I was also surprised, given the tenor of press articles on the Grand Challenges, most of which focused on Ray Kurzweil and his views on the future of radical life extension and other transhumanist technologies. Given a committee, it seems, you can water down any set of ambitions to thin gruel indeed.

American inventor and futurologist Ray Kurzweil said mankind is on the brink of radical advances in computer science and medicine that will see tiny robots or "nanobots" embedded in people's bodies, fending off disease and boosting our intelligence. Breakthroughs in technologies such as RNA interference, involving inhibiting the functioning of genes, and gene therapy will allow us to flick genetic switches on and off and add new ones - putting an end to many illnesses and expanding lifespans, he added.

Precious little of that in the Grand Challenges themselves. Chordash offers some opinions collected from his network; it boils down to the conservatism of the any old guard, scientific community or otherwise.
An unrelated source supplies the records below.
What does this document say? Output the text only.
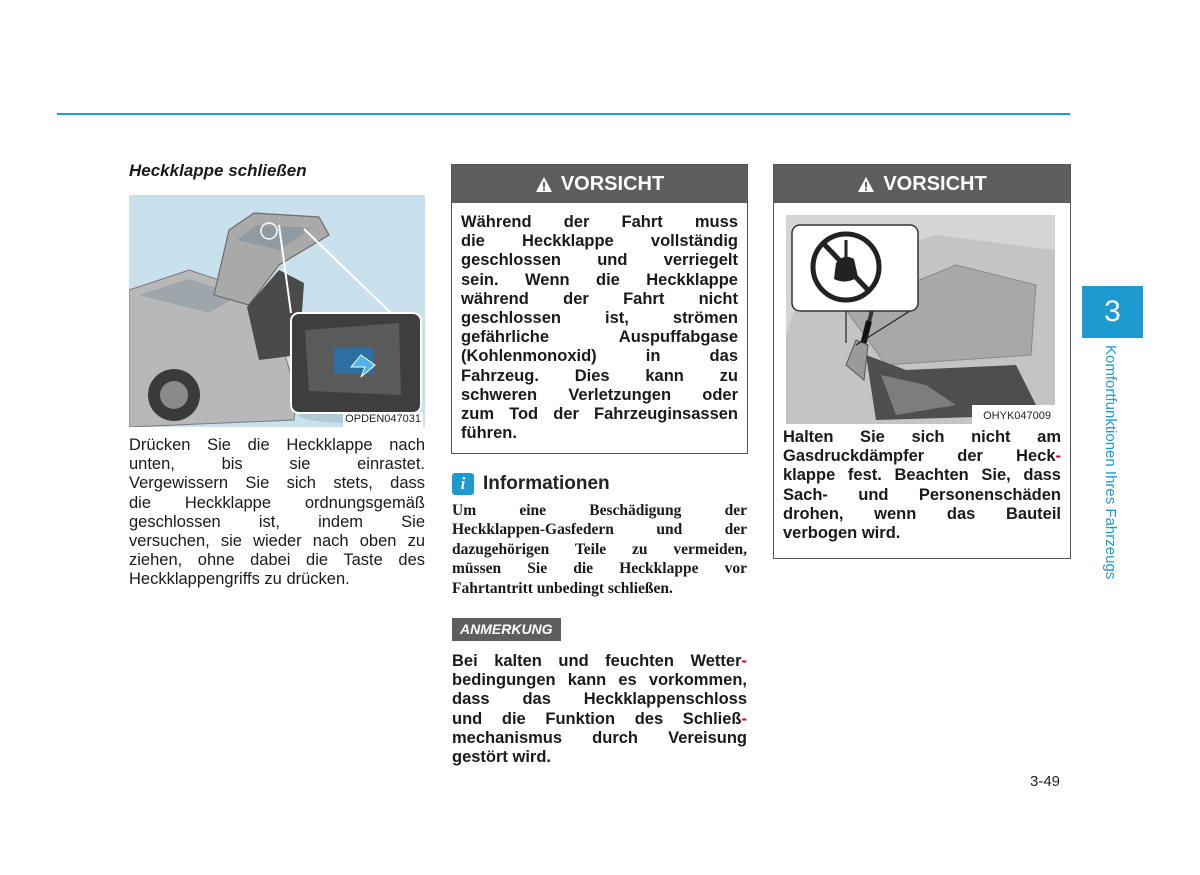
Heckklappe schließen
OPDEN047031
Drücken Sie die Heckklappe nach
unten, bis sie einrastet.
Vergewissern Sie sich stets, dass
die Heckklappe ordnungsgemäß
geschlossen ist, indem Sie
versuchen, sie wieder nach oben zu
ziehen, ohne dabei die Taste des
Heckklappengriffs zu drücken.
VORSICHT
Während der Fahrt muss
die Heckklappe vollständig
geschlossen und verriegelt
sein. Wenn die Heckklappe
während der Fahrt nicht
geschlossen ist, strömen
gefährliche Auspuffabgase
(Kohlenmonoxid) in das
Fahrzeug. Dies kann zu
schweren Verletzungen oder
zum Tod der Fahrzeuginsassen
führen.
i Informationen
Um eine Beschädigung der
Heckklappen-Gasfedern und der
dazugehörigen Teile zu vermeiden,
müssen Sie die Heckklappe vor
Fahrtantritt unbedingt schließen.
ANMERKUNG
Bei kalten und feuchten Wetter-
bedingungen kann es vorkommen,
dass das Heckklappenschloss
und die Funktion des Schließ-
mechanismus durch Vereisung
gestört wird.
VORSICHT
OHYK047009
Halten Sie sich nicht am
Gasdruckdämpfer der Heck-
klappe fest. Beachten Sie, dass
Sach- und Personenschäden
drohen, wenn das Bauteil
verbogen wird.
3
Komfortfunktionen Ihres Fahrzeugs
3-49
But there is no debate on the feasibility of healthy life extension in the gerontological community these days; the arguments are all over how the goal will be accomplished, how much can be done, and how long it will take. When you put together a Grand Challenge for Engineering on medicine and manage to completely leave out extending the healthy human life span, you make yourself irrelevant to what is actually taking place in the laboratories and research communities today.